City/county Digest


Baltimore & Region

September 28, 2005


Man gets 21 months for false accusations in Luna death

A parking lot attendant was sentenced to 21 months in prison for sending the FBI e-mail falsely accusing his former wife and brother-in-law of involvement in the still-unsolved death of a federal prosecutor from Baltimore in 2003.

Nathaniel Wayne Thomas, 28, who lived in Baltimore at the time, apologized Monday for falsely accusing his wife, Jane Mwangi, and her brother, Kimini Mwangi, acknowledging that he was seeking to have them arrested and deported.

Officials said Thomas was angry because his wife had pressed charges after he beat her, a crime for which a Maryland court sentenced him to 18 months in prison.

Flynn Owens, Thomas' lawyer, told U.S. District Judge Paul Diamond that his client acted on impulse and realized what he did was a "foolish and regrettable act."

Authorities have filed no charges in the death of Assistant U.S. Attorney Jonathan Luna, who disappeared Dec. 4, 2003, and was found dead the next day in shallow water near the Pennsylvania Turnpike in Lancaster County.

Associated Press

Baltimore: Panel discussion

U.S.-Islamic relations topic of program

A panel discussion on U.S.-Islamic world relations is set for tonight at 7:30 p.m. at the Johns Hopkins University's Arellano Theater, in the Levering Union building, 3400 N. Charles St. The discussion, "Hope Not Hate: The Future of U.S.-Islamic World Relations, at Home and Abroad," is part of an initiative to look for ways to improve Western-Muslim relations. Panelists include Tim Edgar, legislative counsel for national security and immigration for the American Civil Liberties Union; Hafid Quosar, an intelligence analyst; and Radwan Masmoudi, president of the Center for the Study of Islam and Democracy. The moderator will be Waleed Hazbun, a professor in the university's political science department.

Patterson Park

Addiction recovery party set for Friday

In observance of National Alcohol and Drug Addiction Recovery Month, the Maryland Justice Coalition will host a "Re-Birthday Party" on Friday at Patterson Park.

The party, which organizers intend to make an annual event, will be held at Pavilion Two from 11 a.m. to 1 p.m.

The event, which is free to the public, will celebrate the lives of people recovering from drug and alcohol addiction. The event marks the end of the 16th National Alcohol and Drug Addiction Recovery Month, sponsored by the U.S. Department of Health and Human Services.

The Maryland Justice Coalition is a statewide coalition of groups working to reform the state's justice system.

Sumathi Reddy

Inner Harbor

Former U.S. surgeon general to speak

Former U.S. Surgeon General Joycelyn Elders will be the featured speaker at Friday's 14th annual Baltimore Community Relations Commission civil rights breakfast.
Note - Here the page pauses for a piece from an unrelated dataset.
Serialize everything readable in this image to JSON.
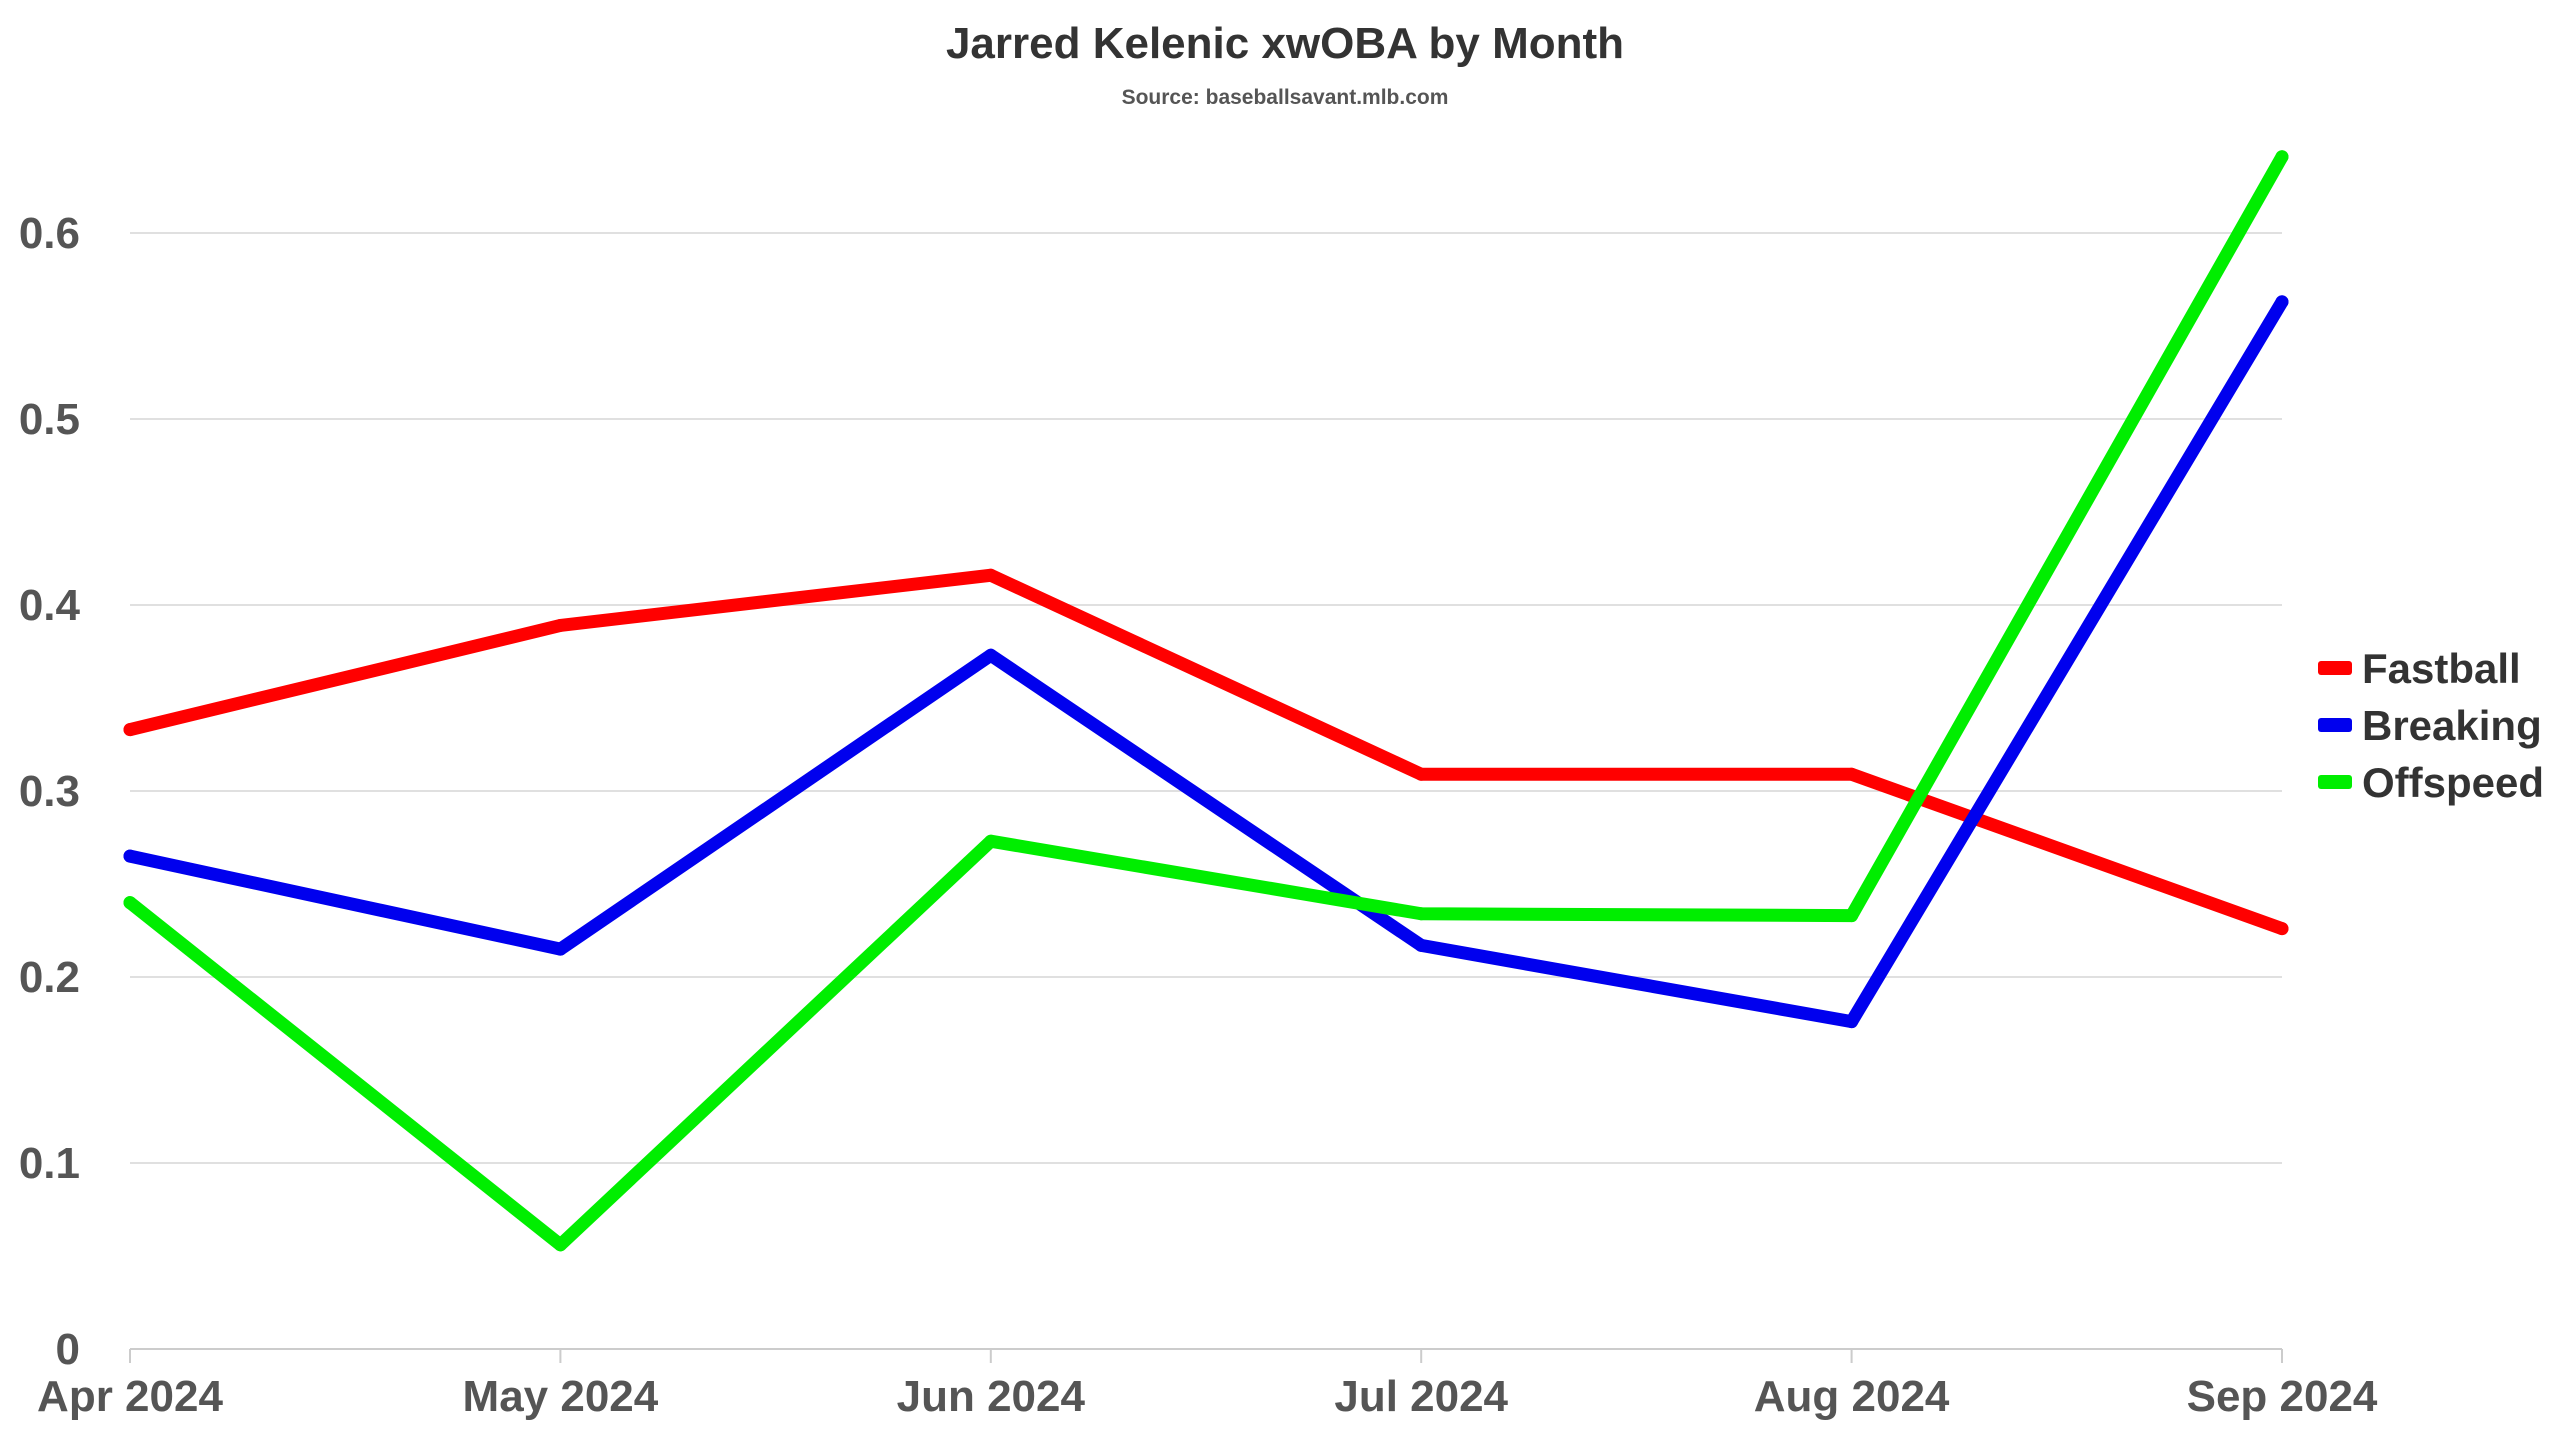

Appointed by President Bill Clinton in 1993, Elders was the first African-American to hold the position. She was known for her support for universal health care as well as for controversial remarks about sex education that forced her to resign after a year at the post. The civil rights breakfast will take place at 8 a.m. at the Wyndham Inner Harbor at 101 W. Fayette St. Tickets cost $25 and must be purchased in advance. For more information, call 410-396-3141.

PRINCE GEORGE'S: college park

Illness cuts short Sheehan appearance

Antiwar protester Cindy Sheehan cut short her appearance at the University of Maryland last night, apparently worn from her protests over the past several days. Sheehan, who addressed a large antiwar rally Saturday on the National Mall and was arrested Monday demonstrating in front of the White House, spoke for about 10 minutes on a panel at a rally at Memorial Chapel at the University of Maryland. After her remarks, there was supposed to be a "democracy collaborative dialogue" among the panelists and those attending the event. But Sheehan grabbed her bag and a bottle of water and left. Soon after, it was announced that she was ill and would not be returning.